İnsana şeref ve yücelik bahşeden uyanıklık ve âgâhlık devletinizden uzak, çevrenize dostluk dağıtan mücevher gibi kıymetli sözlerinizden ayrı isem de isminizi ağızıma aldıkça gönlümde bir sevinç hissetmekte, şekil ve suretinizi hayâlen tasavvur ettikçe ruhumda bir coşkunluk duymaktayım. O sayede baştan ayağa neşe ve huzur kesiliyorum. Sırrımız ve sadrımızdan geçenleri bilen Allah-u Teâlâ ve Tekaddes Hazretleri eski şefkatinizi veya yeni merhametinizi üzerimden uzak etmesin. Cömert varlığınızı hadiselerin sarsıntısıyla perişan etmesin, âmin.

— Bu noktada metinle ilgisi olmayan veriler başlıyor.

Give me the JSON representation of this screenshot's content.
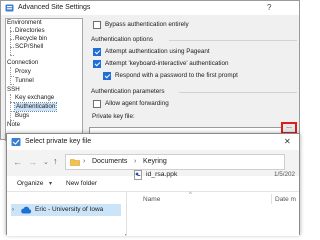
{
  "settings_window": {
    "title": "Advanced Site Settings",
    "help_button": "?",
    "tree": [
      {
        "label": "Environment"
      },
      {
        "label": "Directories"
      },
      {
        "label": "Recycle bin"
      },
      {
        "label": "SCP/Shell"
      },
      {
        "label": "Connection"
      },
      {
        "label": "Proxy"
      },
      {
        "label": "Tunnel"
      },
      {
        "label": "SSH"
      },
      {
        "label": "Key exchange"
      },
      {
        "label": "Authentication"
      },
      {
        "label": "Bugs"
      },
      {
        "label": "Note"
      }
    ],
    "bypass_auth": {
      "label": "Bypass authentication entirely",
      "checked": false
    },
    "auth_options_heading": "Authentication options",
    "pageant": {
      "label": "Attempt authentication using Pageant",
      "checked": true
    },
    "keyboard_interactive": {
      "label": "Attempt 'keyboard-interactive' authentication",
      "checked": true
    },
    "respond_password": {
      "label": "Respond with a password to the first prompt",
      "checked": true
    },
    "auth_params_heading": "Authentication parameters",
    "agent_forwarding": {
      "label": "Allow agent forwarding",
      "checked": false
    },
    "private_key_label": "Private key file:",
    "browse_button": "..."
  },
  "file_dialog": {
    "title": "Select private key file",
    "close_button": "✕",
    "breadcrumb": [
      "Documents",
      "Keyring"
    ],
    "organize_button": "Organize",
    "new_folder_button": "New folder",
    "nav_item": "Eric - University of Iowa",
    "columns": {
      "name": "Name",
      "date": "Date m"
    },
    "files": [
      {
        "name": "id_rsa.ppk",
        "date": "1/5/202"
      }
    ]
  },
  "colors": {
    "accent": "#1e6fd6",
    "highlight": "#e01b1b",
    "selection": "#cce4f7"
  }
}
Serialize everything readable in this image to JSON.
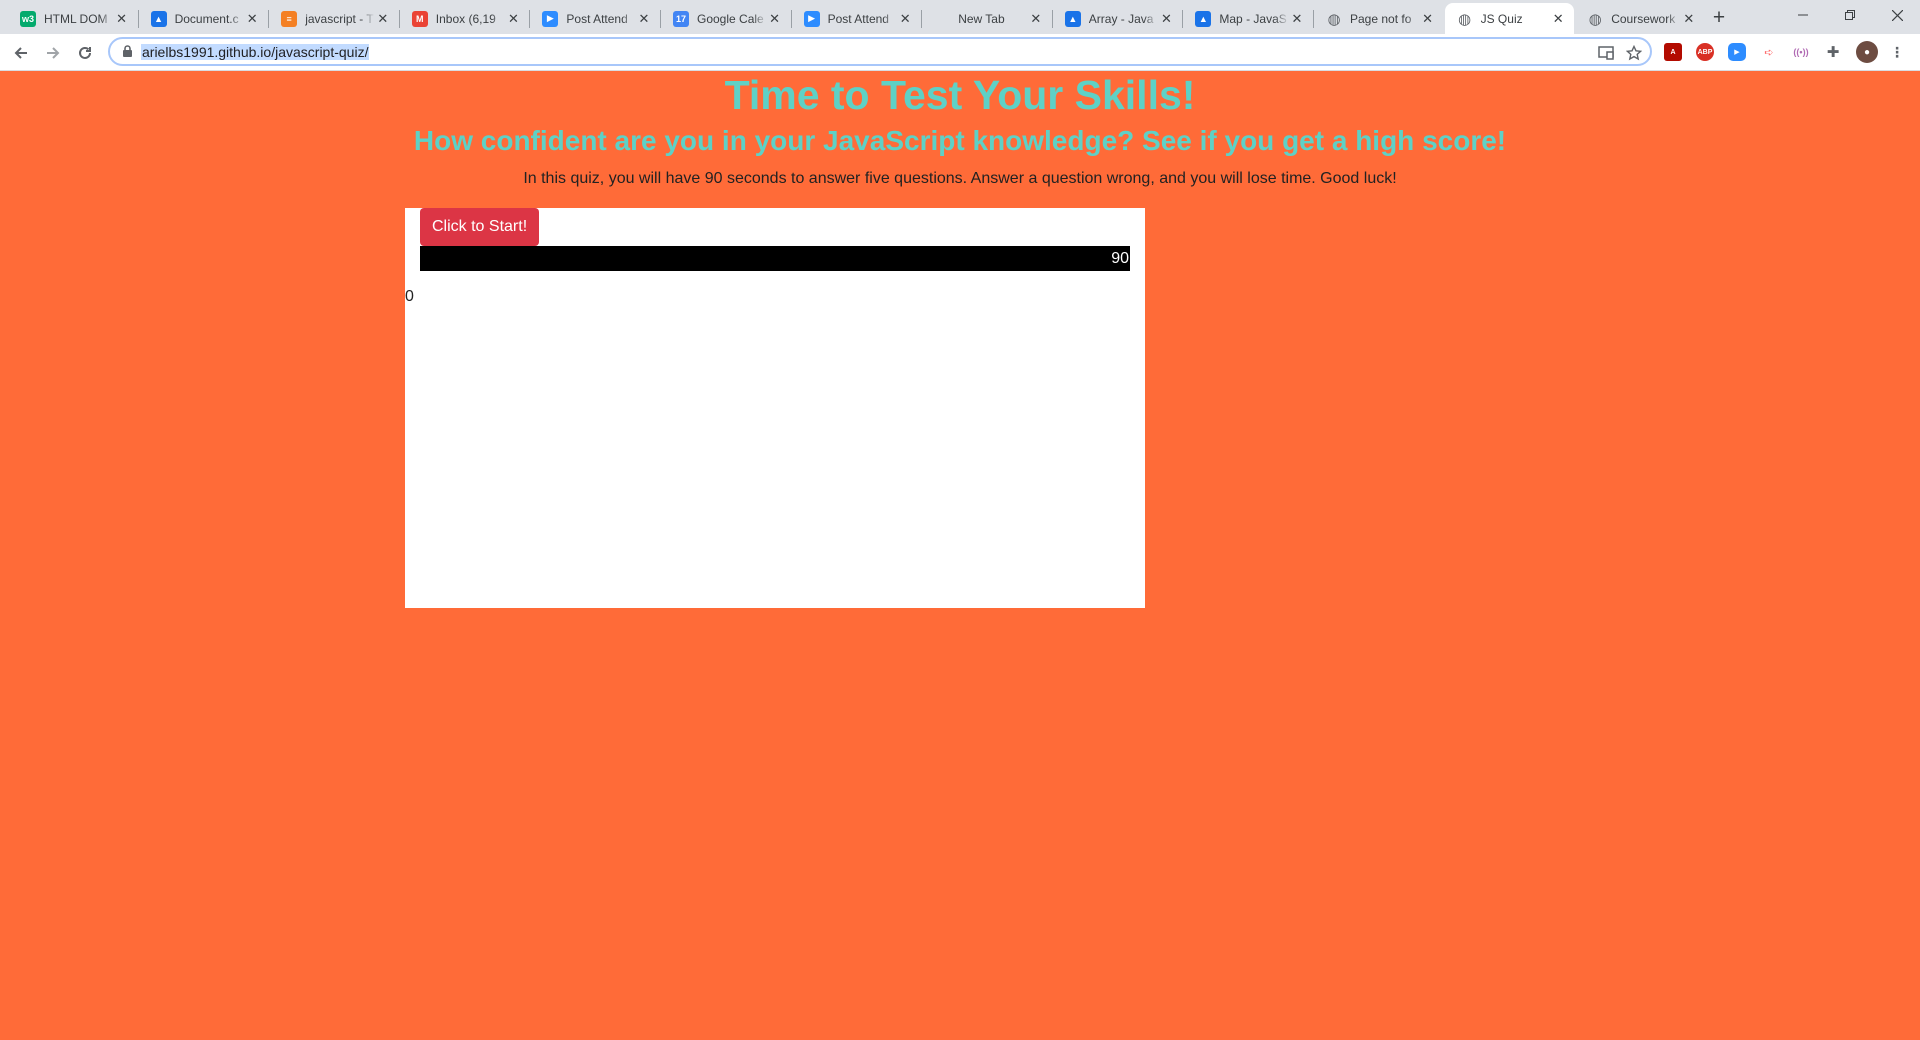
{
  "browser": {
    "tabs": [
      {
        "title": "HTML DOM",
        "icon": "w3schools-icon",
        "color": "#04aa6d",
        "glyph": "w3"
      },
      {
        "title": "Document.c",
        "icon": "mdn-icon",
        "color": "#1a73e8",
        "glyph": "▲"
      },
      {
        "title": "javascript - T",
        "icon": "stackoverflow-icon",
        "color": "#f48024",
        "glyph": "≡"
      },
      {
        "title": "Inbox (6,19",
        "icon": "gmail-icon",
        "color": "#ea4335",
        "glyph": "M"
      },
      {
        "title": "Post Attend",
        "icon": "zoom-icon",
        "color": "#2d8cff",
        "glyph": "▶"
      },
      {
        "title": "Google Cale",
        "icon": "google-calendar-icon",
        "color": "#4285f4",
        "glyph": "17"
      },
      {
        "title": "Post Attend",
        "icon": "zoom-icon",
        "color": "#2d8cff",
        "glyph": "▶"
      },
      {
        "title": "New Tab",
        "icon": "",
        "color": "",
        "glyph": ""
      },
      {
        "title": "Array - Java",
        "icon": "mdn-icon",
        "color": "#1a73e8",
        "glyph": "▲"
      },
      {
        "title": "Map - JavaS",
        "icon": "mdn-icon",
        "color": "#1a73e8",
        "glyph": "▲"
      },
      {
        "title": "Page not fo",
        "icon": "globe-icon",
        "color": "#5f6368",
        "glyph": "◍"
      },
      {
        "title": "JS Quiz",
        "icon": "globe-icon",
        "color": "#5f6368",
        "glyph": "◍"
      },
      {
        "title": "Coursework",
        "icon": "globe-icon",
        "color": "#5f6368",
        "glyph": "◍"
      }
    ],
    "active_tab": 11,
    "url": "arielbs1991.github.io/javascript-quiz/"
  },
  "page": {
    "title": "Time to Test Your Skills!",
    "subtitle": "How confident are you in your JavaScript knowledge? See if you get a high score!",
    "intro": "In this quiz, you will have 90 seconds to answer five questions. Answer a question wrong, and you will lose time. Good luck!",
    "start_button": "Click to Start!",
    "timer": "90",
    "score": "0"
  },
  "colors": {
    "background": "#ff6b38",
    "heading": "#5ed1c6",
    "start_button": "#dc3545",
    "timer_bar": "#000000"
  }
}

Mânevî evlâdımızdan Muhterem Fikri Efendi vasıtasıyla gönderilen mektubumun cevabına kavuşup haklarında gösterilen cihan kadar kıymetli iltifatlardan dolayı tekrar minnet borcu altında kaldım. Özellikle ziyaretleri sırasında hakkımda ortaya konulan, değerimin çok üstündeki yüce ifade ve parlak iltifatlarınız büyük bir şükran duygusu ile karşılandı. Lâkin doğrusu en fazla sevdiğim “Efendi Hazretleri’ne itiraz etmeyi severim.” hakikatini ortaya koyan sözlerinizdi. İşte ömrüm oldukça bu kıymetli cümlenin teşekkürünü yerine getiremem.

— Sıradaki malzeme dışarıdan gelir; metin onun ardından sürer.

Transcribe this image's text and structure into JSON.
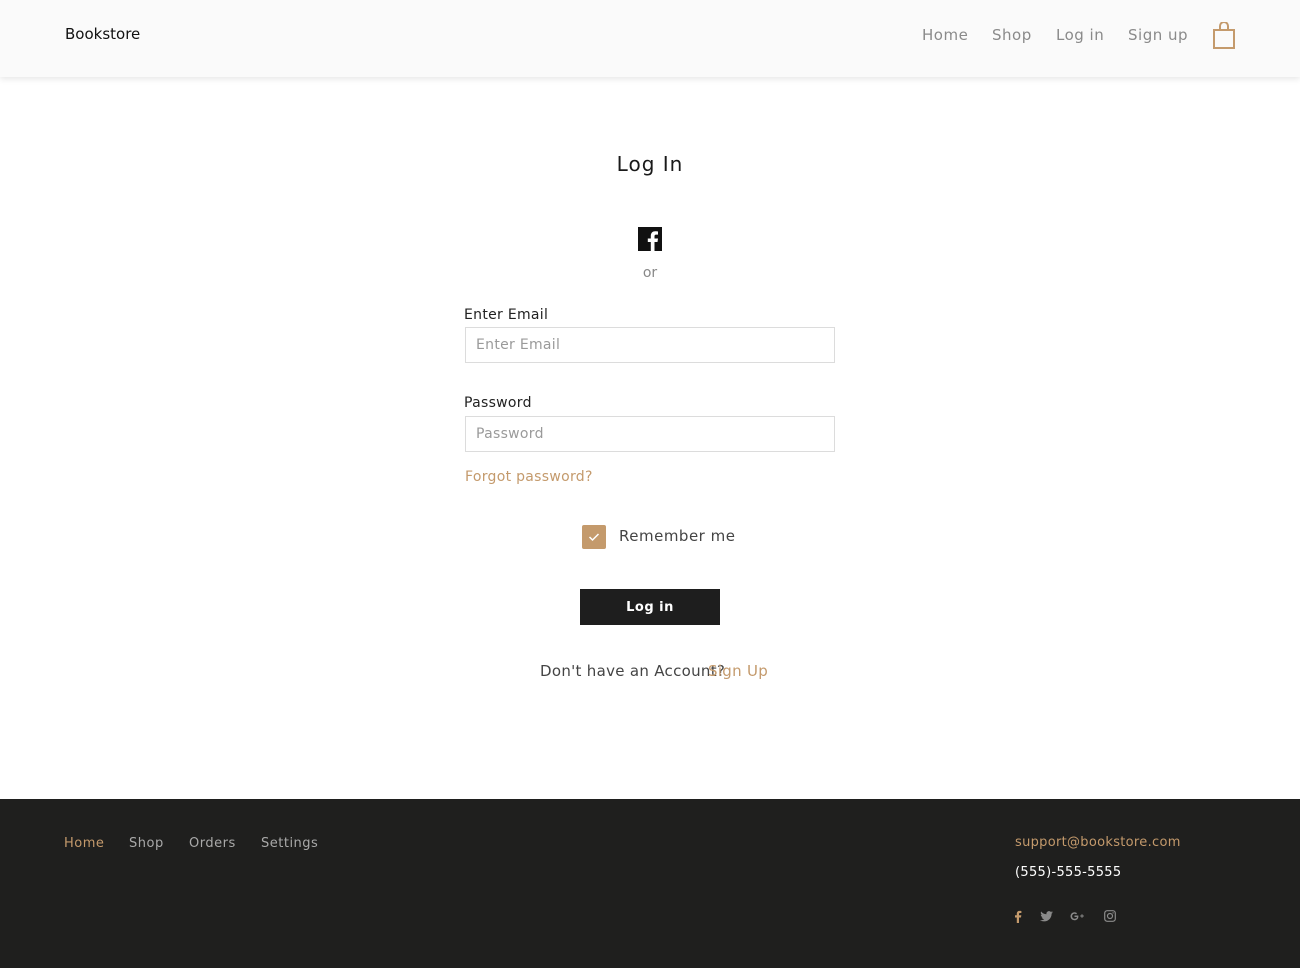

Çamlıca’dan Ferhat Paşa Çiftliği’ne yaptığınız ziyaret sırasında, işittiğim değerli sözleriniz kerâmete hamledilemezse de ferâsetle yorumlamak ta az gelecektir. Ne çare ki, bunlar arasında üçüncü bir makam tasavvur edemiyorum. Bununla beraber: “Zâtınızla şeref bulan ferâset, tercih olunur keramet üzre” beytinde ifade edilen mânâ ile yetinmek mecburidir. Mevlâm kerâmeti de ihsan buyursun. Bir zerre miktarı kadar bile değeri olmayan bu fakirinizi güneş gibi parlak şefkatinizden mahrum buyurmasın, âmin.